Scott Stickland is a third-year PhD (Music) candidate in the School of Creative Industries at The University of Newcastle (UoN), Australia. He has previously completed a Master of Music Technology (UoN) and a Bachelor of Education (Sec) – Music (Melbourne), and taught and coordinated music programs in Victorian secondary schools for 16 years. Scott has presented papers at ACMC2018 and WAC 2019 since commencing his PhD. He currently teaches audio and music production through his business, Monty Sound Production, and plays keyboards in the national touring band, Cool Change – The Ultimate Tribute.

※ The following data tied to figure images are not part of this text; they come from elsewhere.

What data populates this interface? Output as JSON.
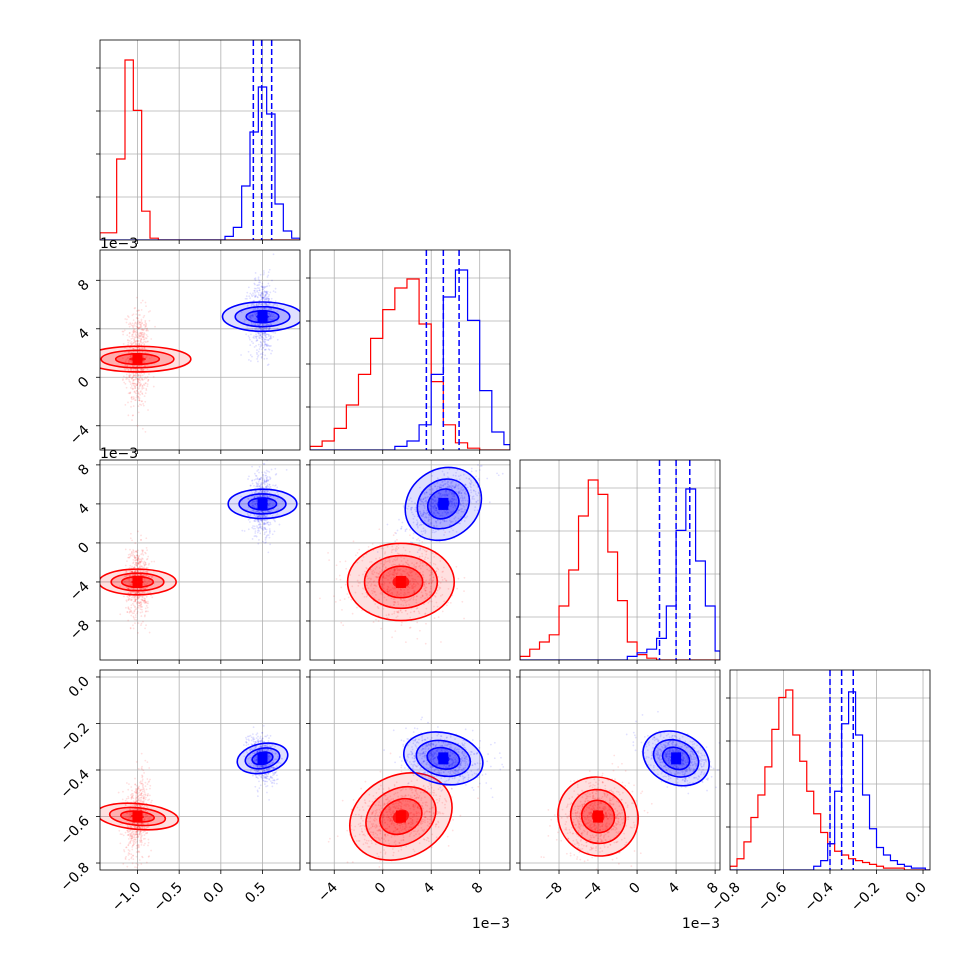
{
  "chart_data": {
    "type": "corner",
    "colors": {
      "set_a": "#ff0000",
      "set_b": "#0000ff"
    },
    "grid": true,
    "parameters": [
      {
        "range": [
          -1.45,
          0.95
        ],
        "ticks": [
          -1.0,
          -0.5,
          0.0,
          0.5
        ],
        "tick_labels": [
          "−1.0",
          "−0.5",
          "0.0",
          "0.5"
        ],
        "offset_label": ""
      },
      {
        "range": [
          -6.0,
          10.5
        ],
        "ticks": [
          -4,
          0,
          4,
          8
        ],
        "tick_labels": [
          "−4",
          "0",
          "4",
          "8"
        ],
        "offset_label": "1e−3"
      },
      {
        "range": [
          -12.0,
          8.5
        ],
        "ticks": [
          -8,
          -4,
          0,
          4,
          8
        ],
        "tick_labels": [
          "−8",
          "−4",
          "0",
          "4",
          "8"
        ],
        "offset_label": "1e−3"
      },
      {
        "range": [
          -0.83,
          0.03
        ],
        "ticks": [
          -0.8,
          -0.6,
          -0.4,
          -0.2,
          0.0
        ],
        "tick_labels": [
          "−0.8",
          "−0.6",
          "−0.4",
          "−0.2",
          "0.0"
        ],
        "offset_label": ""
      }
    ],
    "series": [
      {
        "color": "#ff0000",
        "means": [
          -1.0,
          1.5,
          -4.0,
          -0.6
        ],
        "sds": [
          0.07,
          2.0,
          1.8,
          0.08
        ],
        "corr": [
          [
            3,
            0,
            0.25
          ],
          [
            3,
            1,
            0.35
          ],
          [
            3,
            2,
            0.2
          ]
        ]
      },
      {
        "color": "#0000ff",
        "means": [
          0.5,
          5.0,
          4.0,
          -0.35
        ],
        "sds": [
          0.08,
          1.5,
          1.6,
          0.05
        ],
        "corr": [
          [
            2,
            1,
            0.5
          ],
          [
            3,
            0,
            -0.25
          ],
          [
            3,
            1,
            -0.2
          ],
          [
            3,
            2,
            -0.35
          ]
        ]
      }
    ],
    "quantile_lines": [
      [
        0.39,
        0.49,
        0.61
      ],
      [
        3.6,
        5.0,
        6.3
      ],
      [
        2.3,
        4.0,
        5.4
      ],
      [
        -0.4,
        -0.35,
        -0.3
      ]
    ],
    "diagonal_histograms": [
      {
        "edges": [
          -1.45,
          -1.35,
          -1.25,
          -1.15,
          -1.05,
          -0.95,
          -0.85,
          -0.75,
          -0.65,
          -0.55,
          -0.45,
          -0.35,
          -0.25,
          -0.15,
          -0.05,
          0.05,
          0.15,
          0.25,
          0.35,
          0.45,
          0.55,
          0.65,
          0.75,
          0.85,
          0.95
        ],
        "red": [
          0.04,
          0.04,
          0.45,
          1.0,
          0.72,
          0.16,
          0.01,
          0,
          0,
          0,
          0,
          0,
          0,
          0,
          0,
          0,
          0,
          0,
          0,
          0,
          0,
          0,
          0,
          0
        ],
        "blue": [
          0,
          0,
          0,
          0,
          0,
          0,
          0,
          0,
          0,
          0,
          0,
          0,
          0,
          0,
          0,
          0.02,
          0.07,
          0.3,
          0.6,
          0.85,
          0.7,
          0.2,
          0.05,
          0.01
        ]
      },
      {
        "edges": [
          -6.0,
          -5.0,
          -4.0,
          -3.0,
          -2.0,
          -1.0,
          0.0,
          1.0,
          2.0,
          3.0,
          4.0,
          5.0,
          6.0,
          7.0,
          8.0,
          9.0,
          10.0,
          10.5
        ],
        "red": [
          0.02,
          0.05,
          0.12,
          0.25,
          0.42,
          0.62,
          0.78,
          0.9,
          0.95,
          0.7,
          0.38,
          0.14,
          0.04,
          0.01,
          0,
          0,
          0
        ],
        "blue": [
          0,
          0,
          0,
          0,
          0,
          0,
          0,
          0.02,
          0.05,
          0.14,
          0.42,
          0.85,
          1.0,
          0.72,
          0.33,
          0.1,
          0.03
        ]
      },
      {
        "edges": [
          -12.0,
          -11.0,
          -10.0,
          -9.0,
          -8.0,
          -7.0,
          -6.0,
          -5.0,
          -4.0,
          -3.0,
          -2.0,
          -1.0,
          0.0,
          1.0,
          2.0,
          3.0,
          4.0,
          5.0,
          6.0,
          7.0,
          8.0,
          8.5
        ],
        "red": [
          0.02,
          0.06,
          0.1,
          0.14,
          0.3,
          0.5,
          0.8,
          1.0,
          0.92,
          0.6,
          0.33,
          0.1,
          0.03,
          0.01,
          0,
          0,
          0,
          0,
          0,
          0,
          0
        ],
        "blue": [
          0,
          0,
          0,
          0,
          0,
          0,
          0,
          0,
          0,
          0,
          0,
          0.02,
          0.04,
          0.06,
          0.12,
          0.3,
          0.72,
          0.95,
          0.55,
          0.3,
          0.05
        ]
      },
      {
        "edges": [
          -0.83,
          -0.8,
          -0.77,
          -0.74,
          -0.71,
          -0.68,
          -0.65,
          -0.62,
          -0.59,
          -0.56,
          -0.53,
          -0.5,
          -0.47,
          -0.44,
          -0.41,
          -0.38,
          -0.35,
          -0.32,
          -0.29,
          -0.26,
          -0.23,
          -0.2,
          -0.17,
          -0.14,
          -0.11,
          -0.08,
          -0.05,
          -0.02,
          0.01,
          0.03
        ],
        "red": [
          0.02,
          0.06,
          0.15,
          0.28,
          0.4,
          0.55,
          0.75,
          0.92,
          0.96,
          0.72,
          0.58,
          0.42,
          0.3,
          0.2,
          0.14,
          0.1,
          0.08,
          0.06,
          0.05,
          0.04,
          0.03,
          0.02,
          0.01,
          0.01,
          0.01,
          0,
          0,
          0,
          0
        ],
        "blue": [
          0,
          0,
          0,
          0,
          0,
          0,
          0,
          0,
          0,
          0,
          0,
          0,
          0.02,
          0.05,
          0.14,
          0.42,
          0.78,
          0.95,
          0.72,
          0.4,
          0.22,
          0.12,
          0.08,
          0.05,
          0.03,
          0.02,
          0.01,
          0.01,
          0
        ]
      }
    ]
  }
}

Nathan Scott is a lecturer in the School of Creative Industries at the University of Newcastle, Australia. He has interdisciplinary research interests spanning creative arts, technology, science, health and education. Nathan has presented and performed internationally, and has published in the areas of music, technology, education, gaming and the human voice. He has presented workshops in regional NSW (2003) and developed an online international postgraduate program supporting the use of technology in music contexts. He participated in the CHASS Expanding Horizons forum in Canberra (2006) and undertook a sub-project as part of an ALTC National Teaching Fellowship (2010).

Dr Rukshan Athauda is a Senior Lecturer at the School of Electrical Engineering and Computing at The University of Newcastle (UoN), Australia. Dr Athauda’s research interests span Database Systems, Technology-enhanced Learning, Cloud Computing and IT Security. Dr Athauda has published over 60 peer-reviewed research articles internationally. He has supervised 4 PhD completions at UoN and also undertaken a number of admin roles including Head of Discipline and Program Convenor. Prior to joining UoN, Dr Athauda has worked at Microsoft Corporation, USA, High-Performance Database Research Centre at Florida International University, USA and Sri Lanka Institute of Information Technology, Sri Lanka.